Due to the difference in makeup, the osteoid density of a child’s bone is less than that of adults. The juvenile bone holds more Haversian canals—minute tubes that form a network in the bone and contain blood vessels—and makes the bone more flexible than the adult bone. Even though children and adults share similar risks for injury, the developing bone may break differently than a fully developed bone.
Growth plates and Growth Plate Fractures
Growth plate fractures occur in the area of cartilage located at the ends of the bone, the area mentioned in the paragraph above that will eventually harden as the bone develops. Since growth plates determine the future length of the bone, immediate treatment is necessary, as no treatment can lead to deformed or stunted growth. 15 to 30 percent of childhood fractures occur in the growth plates, but treating this injury is rather routine and serious problems are rare.
Flexibility (buckle injury)
Children’s bones can actually bend before they break. An adult bone is strong and rigid, it takes immense force to fracture, but it will eventually snap. The flexibility of a child’s bone means it will bend more before it breaks, leading to a different kind of fracture.

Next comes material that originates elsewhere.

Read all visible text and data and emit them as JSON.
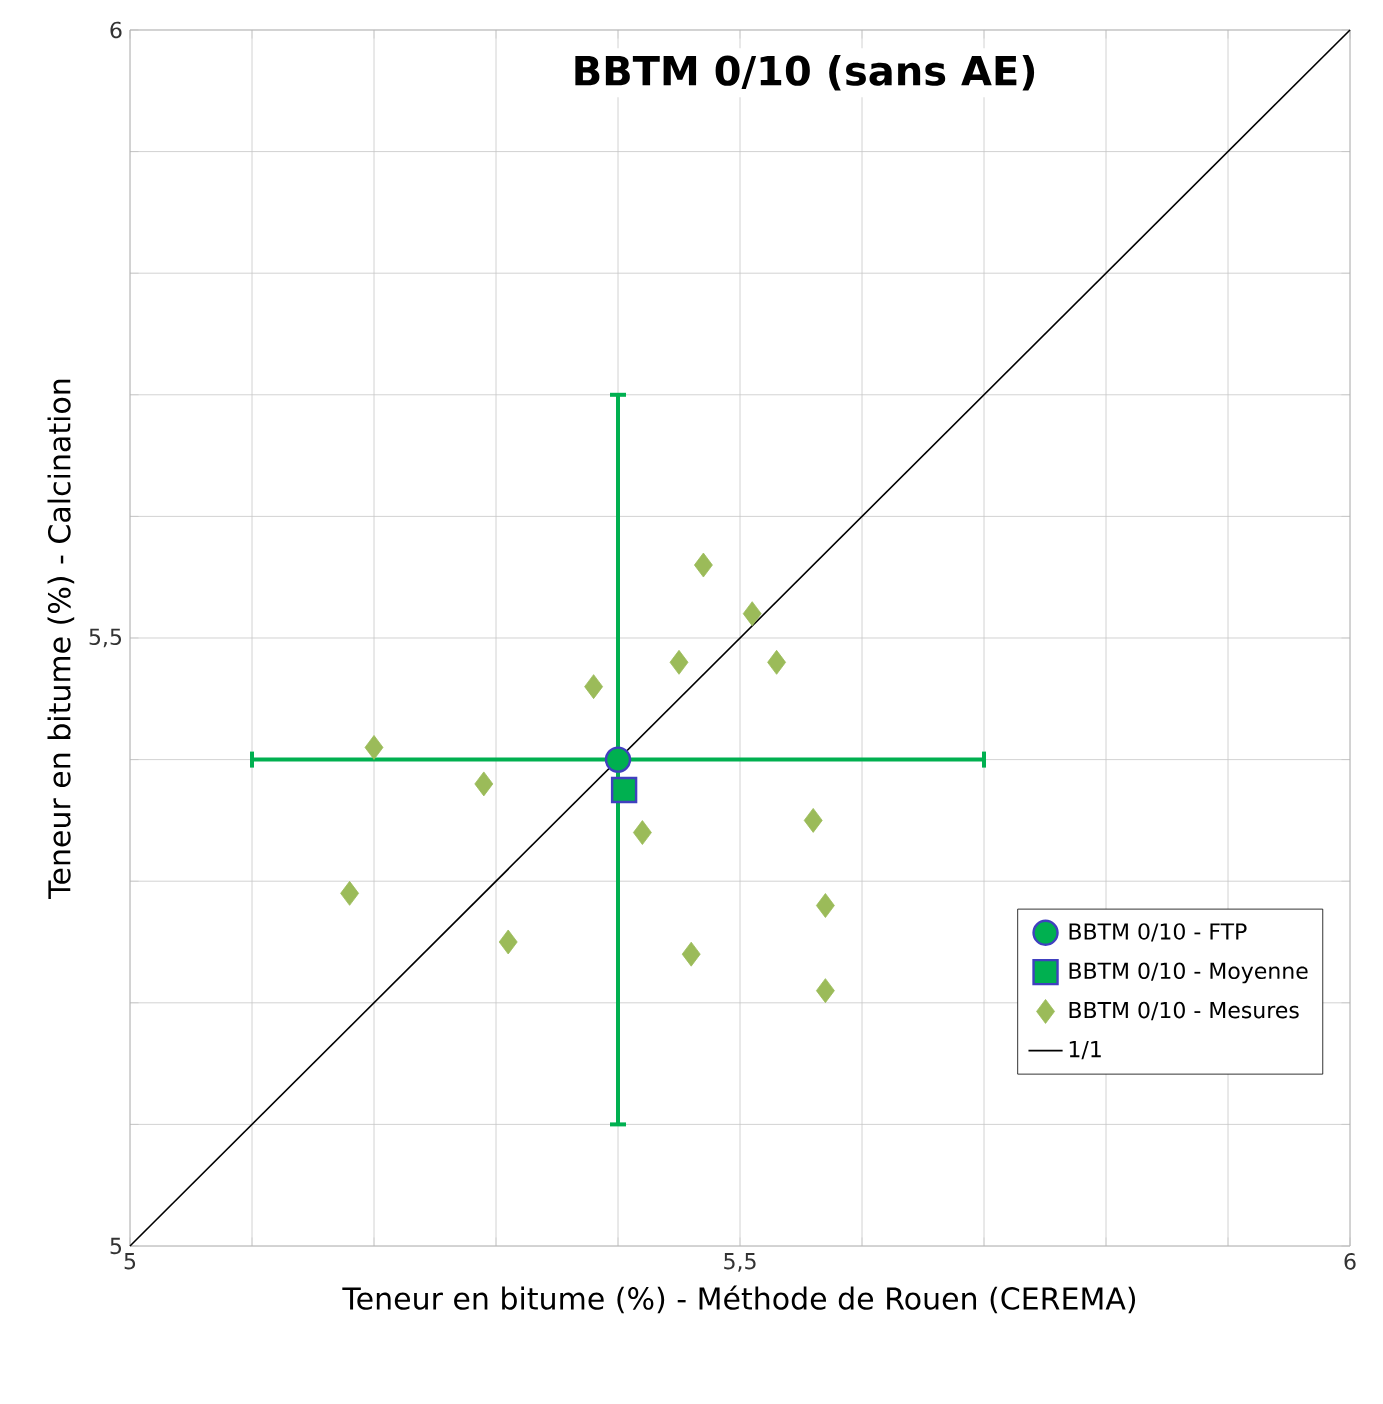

Buckle fractures are quite common in the forearm but can happen to any bone. More than 40 percent of childhood fractures occur in the forearm. This is less due to the makeup of the arm and more to how we use it, as forearm fractures are common in adults as well. When we fall, we use our arms to brace, and active children fall down frequently.
Buckle fractures occur when the bone is compressed and bends away from the growth plate. The flexibility of the bone mostly causes stable and greenstick fractures, both standard fractures that can be repaired routinely, and complications are rare.
It is rather common for long bones, especially in the legs, to bow as a child develops. Bowing in the legs can be seen when a child stands with their feet together and a distinct space is seen between the lower legs and knees. A child’s risk of bowing is increased when they are significantly overweight, but can also occur naturally and even into adolescence. The body typically fixes bowing naturally, but significant bowing that is not resolved may be a sign of an underlying disease such as Rickets, Blount’s disease, or Physiological Genu Varum.